Currently, only pharmacists and a few other registered healthcare professionals can administer the COVID-19 under a patient group direction, while pharmacy technicians can administer vaccinations under a patient specific direction.
“By training pharmacy technicians now, we are future-proofing our members and retail branches,” Ms Patel said.
Due to the nature of the Pfizer/BioNtech COVID-19 vaccine – which needs to be stored at -70˚C before being thawed out and refrigerated at a temperature range between +2˚C and +8˚C before being reconstituted – Ms Patel said pharmacies are unable to offer this service from their premises at the moment.

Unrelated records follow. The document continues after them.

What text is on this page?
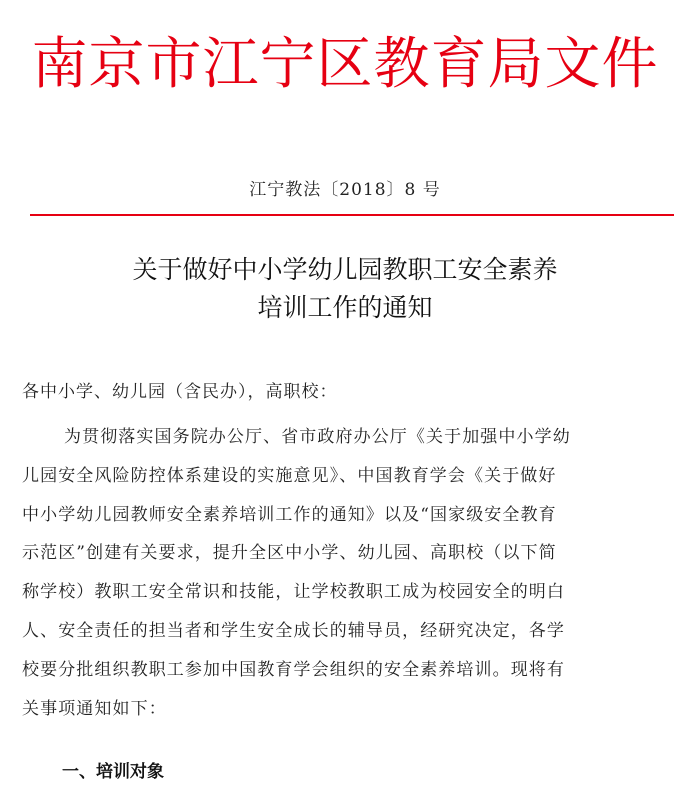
南京市江宁区教育局文件
江宁教法〔2018〕8 号
关于做好中小学幼儿园教职工安全素养
培训工作的通知
各中小学、幼儿园（含民办），高职校：

为贯彻落实国务院办公厅、省市政府办公厅《关于加强中小学幼
儿园安全风险防控体系建设的实施意见》、中国教育学会《关于做好
中小学幼儿园教师安全素养培训工作的通知》以及“国家级安全教育
示范区”创建有关要求，提升全区中小学、幼儿园、高职校（以下简
称学校）教职工安全常识和技能，让学校教职工成为校园安全的明白
人、安全责任的担当者和学生安全成长的辅导员，经研究决定，各学
校要分批组织教职工参加中国教育学会组织的安全素养培训。现将有
关事项通知如下：

一、培训对象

However, Avicenna hopes that pharmacies will be able to “support the national effort” in the future, she added.
“Ideally placed to deliver the COVID-19 vaccination”
Avicenna currently counts 1,242 members, of which “a significant number” are already trained by Avicenna to deliver different services.
“2020 was our biggest year ever for flu vaccination training, so these members would be well placed to support a COVID-19 national vaccination effort”, Ms Patel said.
The organisation trained around 800 people on flu vaccinations alone this year, which they had to do differently due to COVID-19 restrictions.
“We launched web-based and face-to-face training with social distancing. Those members who were doing training for the first time received a very extensive course, including resuscitation,” Ms Patel said.
“I hope that, with the COVID-19 vaccine, the government sees pharmacy as an ideal route to offer that vaccine because we have already demonstrated the ability for community pharmacy to play a significant role in delivering vaccinations.
“In our Avicenna retail pharmacies alone, we are estimating we will administer up to 20,000 vaccinations for flu, so we’re ideally placed to be able to deliver the COVID-19 vaccination safely within a community setting – and we’re ideally placed to be handing out vitamin D to vulnerable people as well,” Ms Patel added.
Last week, C+D reported that Rowlands pharmacies will not be involved in vaccinating patients with the recently approved Pfizer/BioNTech COVID-19 vaccine.
Only a “limited number” of pharmacies in England will be selected to start administering the vaccine from “late December or early January”, while some health boards in Scotland could commission community pharmacies to help with local vaccination programmes.